When I host outside of IIS (using NServiceBus.Host.exe) it all works fine. So it has to be an IIS thing right?
Go crazy and hope that stack overflow can offer any kind of insight.
So I know enough about what happened to throw out an "Answer".
When I setup my NServiceBus self hosting I had a call that loaded the message handlers.
NServiceBus.Configure.With().LoadMessageHandlers()
(There are more configurations, but I omitted them for brevity)
When you call this, NServiceBus scans the assmeblies for a class that implements IHandleMessages<T>.
So, somehow, on my Test Environment Machine, the ServiceBus scan of the directory for a class that calls IHandleMessages was failing to find my class (even though the assembly was absolutely there).
Turns out that if NServiceBus does not find something that handles a message it will THROW IT AWAY!!!
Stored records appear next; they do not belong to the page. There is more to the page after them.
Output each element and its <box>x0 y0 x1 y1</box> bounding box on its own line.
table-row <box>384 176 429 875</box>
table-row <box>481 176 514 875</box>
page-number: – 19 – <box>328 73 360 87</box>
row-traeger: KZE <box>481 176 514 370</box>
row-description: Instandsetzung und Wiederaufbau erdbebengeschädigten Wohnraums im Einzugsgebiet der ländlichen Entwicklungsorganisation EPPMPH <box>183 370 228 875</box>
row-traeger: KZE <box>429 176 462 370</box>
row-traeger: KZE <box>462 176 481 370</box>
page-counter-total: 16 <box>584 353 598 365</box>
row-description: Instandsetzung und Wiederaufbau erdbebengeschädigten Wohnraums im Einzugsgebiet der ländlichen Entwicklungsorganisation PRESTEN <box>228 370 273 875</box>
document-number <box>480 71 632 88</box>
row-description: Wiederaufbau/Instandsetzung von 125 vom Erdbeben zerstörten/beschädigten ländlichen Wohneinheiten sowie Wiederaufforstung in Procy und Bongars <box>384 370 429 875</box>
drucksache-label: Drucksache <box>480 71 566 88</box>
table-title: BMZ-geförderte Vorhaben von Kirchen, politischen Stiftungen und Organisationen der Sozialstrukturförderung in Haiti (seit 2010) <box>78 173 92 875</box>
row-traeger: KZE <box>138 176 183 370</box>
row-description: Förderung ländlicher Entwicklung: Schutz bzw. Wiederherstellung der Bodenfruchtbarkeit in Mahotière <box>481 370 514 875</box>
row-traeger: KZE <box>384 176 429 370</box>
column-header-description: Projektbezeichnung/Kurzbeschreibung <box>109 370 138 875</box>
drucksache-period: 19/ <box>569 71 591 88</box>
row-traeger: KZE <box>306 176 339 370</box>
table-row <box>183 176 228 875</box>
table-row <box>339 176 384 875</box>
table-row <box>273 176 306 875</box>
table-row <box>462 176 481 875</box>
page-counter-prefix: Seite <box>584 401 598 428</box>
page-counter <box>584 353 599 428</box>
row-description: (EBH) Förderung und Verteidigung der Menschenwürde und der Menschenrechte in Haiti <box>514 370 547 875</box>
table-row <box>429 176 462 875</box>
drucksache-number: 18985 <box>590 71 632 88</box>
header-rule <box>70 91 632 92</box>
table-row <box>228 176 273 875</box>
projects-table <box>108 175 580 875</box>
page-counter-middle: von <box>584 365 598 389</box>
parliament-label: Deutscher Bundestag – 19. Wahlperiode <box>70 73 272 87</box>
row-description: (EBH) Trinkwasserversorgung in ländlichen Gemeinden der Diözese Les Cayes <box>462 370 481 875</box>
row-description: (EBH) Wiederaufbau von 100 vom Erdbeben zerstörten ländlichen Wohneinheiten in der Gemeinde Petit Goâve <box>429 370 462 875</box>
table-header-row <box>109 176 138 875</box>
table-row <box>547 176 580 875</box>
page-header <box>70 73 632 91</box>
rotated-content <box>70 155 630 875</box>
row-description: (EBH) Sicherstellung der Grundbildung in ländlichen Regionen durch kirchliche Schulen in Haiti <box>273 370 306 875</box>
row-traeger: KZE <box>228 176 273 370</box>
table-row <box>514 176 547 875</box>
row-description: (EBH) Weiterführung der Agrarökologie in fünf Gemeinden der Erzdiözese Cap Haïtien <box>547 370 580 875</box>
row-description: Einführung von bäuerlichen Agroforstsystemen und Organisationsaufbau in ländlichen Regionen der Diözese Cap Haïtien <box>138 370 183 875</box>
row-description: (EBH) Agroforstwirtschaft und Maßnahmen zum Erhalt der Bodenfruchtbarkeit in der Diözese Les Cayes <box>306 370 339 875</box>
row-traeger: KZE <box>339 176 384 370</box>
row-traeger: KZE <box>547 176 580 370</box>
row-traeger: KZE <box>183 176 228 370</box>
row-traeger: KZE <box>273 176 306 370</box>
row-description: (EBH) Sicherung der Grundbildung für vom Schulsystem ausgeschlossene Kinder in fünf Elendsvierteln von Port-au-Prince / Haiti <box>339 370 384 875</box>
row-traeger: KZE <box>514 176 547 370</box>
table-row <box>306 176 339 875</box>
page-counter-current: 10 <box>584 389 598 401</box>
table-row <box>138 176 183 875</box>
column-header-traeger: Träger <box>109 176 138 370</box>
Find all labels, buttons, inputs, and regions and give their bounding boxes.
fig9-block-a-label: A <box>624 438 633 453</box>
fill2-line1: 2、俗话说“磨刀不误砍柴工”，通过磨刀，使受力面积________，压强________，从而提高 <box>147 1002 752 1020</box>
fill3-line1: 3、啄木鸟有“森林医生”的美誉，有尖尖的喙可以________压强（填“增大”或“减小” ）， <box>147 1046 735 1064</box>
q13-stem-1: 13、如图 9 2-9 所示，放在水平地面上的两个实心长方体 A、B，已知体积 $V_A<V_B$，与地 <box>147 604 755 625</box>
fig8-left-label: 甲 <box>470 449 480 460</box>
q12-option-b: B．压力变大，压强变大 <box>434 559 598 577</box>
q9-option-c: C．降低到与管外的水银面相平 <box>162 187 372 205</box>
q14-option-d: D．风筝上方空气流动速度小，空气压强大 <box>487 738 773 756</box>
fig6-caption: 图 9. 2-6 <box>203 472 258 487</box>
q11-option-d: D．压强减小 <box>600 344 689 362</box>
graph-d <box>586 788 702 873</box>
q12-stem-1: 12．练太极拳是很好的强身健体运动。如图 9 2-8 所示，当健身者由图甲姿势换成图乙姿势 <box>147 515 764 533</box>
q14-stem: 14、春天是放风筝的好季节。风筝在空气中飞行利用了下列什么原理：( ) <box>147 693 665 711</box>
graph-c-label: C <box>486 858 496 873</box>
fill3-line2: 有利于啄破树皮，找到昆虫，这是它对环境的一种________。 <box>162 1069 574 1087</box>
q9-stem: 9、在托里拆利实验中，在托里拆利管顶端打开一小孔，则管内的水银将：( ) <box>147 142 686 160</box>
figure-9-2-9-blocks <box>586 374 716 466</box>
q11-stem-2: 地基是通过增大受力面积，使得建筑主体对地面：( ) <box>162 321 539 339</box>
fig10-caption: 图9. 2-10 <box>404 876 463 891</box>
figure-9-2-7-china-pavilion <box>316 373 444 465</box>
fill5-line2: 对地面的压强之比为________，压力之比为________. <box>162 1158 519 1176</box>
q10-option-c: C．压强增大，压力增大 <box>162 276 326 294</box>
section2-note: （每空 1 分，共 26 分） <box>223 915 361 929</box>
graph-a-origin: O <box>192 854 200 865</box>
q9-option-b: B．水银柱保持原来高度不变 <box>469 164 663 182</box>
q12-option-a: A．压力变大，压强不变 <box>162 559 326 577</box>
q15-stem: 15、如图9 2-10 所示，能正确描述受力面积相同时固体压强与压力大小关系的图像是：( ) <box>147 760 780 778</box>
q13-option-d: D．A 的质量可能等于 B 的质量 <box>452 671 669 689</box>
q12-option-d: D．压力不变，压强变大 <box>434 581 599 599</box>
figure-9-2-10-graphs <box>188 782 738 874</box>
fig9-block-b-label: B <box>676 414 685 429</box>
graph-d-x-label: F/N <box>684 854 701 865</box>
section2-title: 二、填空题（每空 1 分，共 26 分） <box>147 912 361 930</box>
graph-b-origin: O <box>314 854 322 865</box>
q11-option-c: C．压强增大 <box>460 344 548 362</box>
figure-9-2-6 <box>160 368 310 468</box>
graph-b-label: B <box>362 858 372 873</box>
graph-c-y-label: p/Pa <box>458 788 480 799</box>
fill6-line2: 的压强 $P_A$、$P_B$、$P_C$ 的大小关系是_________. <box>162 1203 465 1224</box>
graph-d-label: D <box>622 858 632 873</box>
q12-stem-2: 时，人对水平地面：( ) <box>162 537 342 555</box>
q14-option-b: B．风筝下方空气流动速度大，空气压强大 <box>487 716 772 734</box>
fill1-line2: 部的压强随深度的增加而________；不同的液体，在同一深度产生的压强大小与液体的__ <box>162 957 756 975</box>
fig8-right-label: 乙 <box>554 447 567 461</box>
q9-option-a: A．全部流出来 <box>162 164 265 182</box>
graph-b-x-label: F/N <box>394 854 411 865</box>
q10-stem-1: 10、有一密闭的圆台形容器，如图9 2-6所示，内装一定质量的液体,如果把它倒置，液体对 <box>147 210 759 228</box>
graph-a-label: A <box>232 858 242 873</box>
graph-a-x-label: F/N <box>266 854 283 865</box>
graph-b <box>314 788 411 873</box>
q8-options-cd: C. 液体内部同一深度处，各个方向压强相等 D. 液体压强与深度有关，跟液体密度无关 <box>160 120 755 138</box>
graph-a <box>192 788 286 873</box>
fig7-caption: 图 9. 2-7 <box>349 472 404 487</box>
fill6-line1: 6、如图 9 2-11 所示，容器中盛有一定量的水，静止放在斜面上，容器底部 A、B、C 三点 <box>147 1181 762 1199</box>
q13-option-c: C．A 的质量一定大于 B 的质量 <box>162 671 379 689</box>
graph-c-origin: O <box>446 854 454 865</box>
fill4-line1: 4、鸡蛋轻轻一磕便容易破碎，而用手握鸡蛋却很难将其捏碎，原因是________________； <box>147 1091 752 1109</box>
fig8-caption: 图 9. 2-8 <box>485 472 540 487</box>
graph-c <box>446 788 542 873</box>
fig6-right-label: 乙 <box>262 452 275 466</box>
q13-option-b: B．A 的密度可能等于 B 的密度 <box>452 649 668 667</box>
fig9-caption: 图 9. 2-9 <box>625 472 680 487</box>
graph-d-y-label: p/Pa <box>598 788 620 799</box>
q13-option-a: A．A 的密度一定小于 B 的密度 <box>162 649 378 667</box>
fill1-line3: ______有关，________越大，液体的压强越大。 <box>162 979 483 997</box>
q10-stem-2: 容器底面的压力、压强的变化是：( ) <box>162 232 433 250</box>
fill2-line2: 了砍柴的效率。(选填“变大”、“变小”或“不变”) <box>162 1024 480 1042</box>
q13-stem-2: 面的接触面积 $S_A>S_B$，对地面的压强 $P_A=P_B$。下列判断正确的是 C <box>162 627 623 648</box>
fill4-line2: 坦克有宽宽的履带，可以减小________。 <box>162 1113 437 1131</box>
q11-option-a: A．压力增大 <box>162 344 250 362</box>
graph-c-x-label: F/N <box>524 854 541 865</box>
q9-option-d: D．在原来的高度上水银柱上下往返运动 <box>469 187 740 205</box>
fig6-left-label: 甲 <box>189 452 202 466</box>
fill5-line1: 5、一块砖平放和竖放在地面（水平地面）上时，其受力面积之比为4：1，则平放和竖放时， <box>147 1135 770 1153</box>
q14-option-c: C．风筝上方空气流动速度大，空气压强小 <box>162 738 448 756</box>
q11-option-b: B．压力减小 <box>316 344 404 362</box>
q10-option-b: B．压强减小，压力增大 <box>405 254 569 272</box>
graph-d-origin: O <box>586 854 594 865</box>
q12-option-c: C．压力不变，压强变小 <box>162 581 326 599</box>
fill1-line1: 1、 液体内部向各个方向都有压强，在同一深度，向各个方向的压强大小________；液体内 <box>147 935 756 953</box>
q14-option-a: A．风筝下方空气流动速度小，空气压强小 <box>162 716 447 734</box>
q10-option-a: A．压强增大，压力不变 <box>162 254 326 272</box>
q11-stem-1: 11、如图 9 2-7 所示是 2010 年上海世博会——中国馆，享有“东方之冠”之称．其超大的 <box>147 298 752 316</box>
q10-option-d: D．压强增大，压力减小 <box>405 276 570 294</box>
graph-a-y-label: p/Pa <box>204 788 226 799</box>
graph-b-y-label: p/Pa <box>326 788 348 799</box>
This is a total design bug in my opinion. The whole idea of NServiceBus is to not lose your data, but in this case it does just that!
Now, once you know about this pitfall, there are several ways around it.
Expressly state what your handler(s) should be:
NServiceBus.Configure.With().LoadMessageHandlers<First<MyMessageType>>()
Even further protection is to add another handler that will handle "Everything else". IMessage is the base for all message payloads, so if you put a handler on it, it will pickup everything.
If you set IMessage to handle after your messages get handled, then it will handle everything that NServiceBus can't find a handler for. If you throw and exception in that Handle method that will cause NServiceBus to to move the message to the error queue. (What I think should be the default behavior.)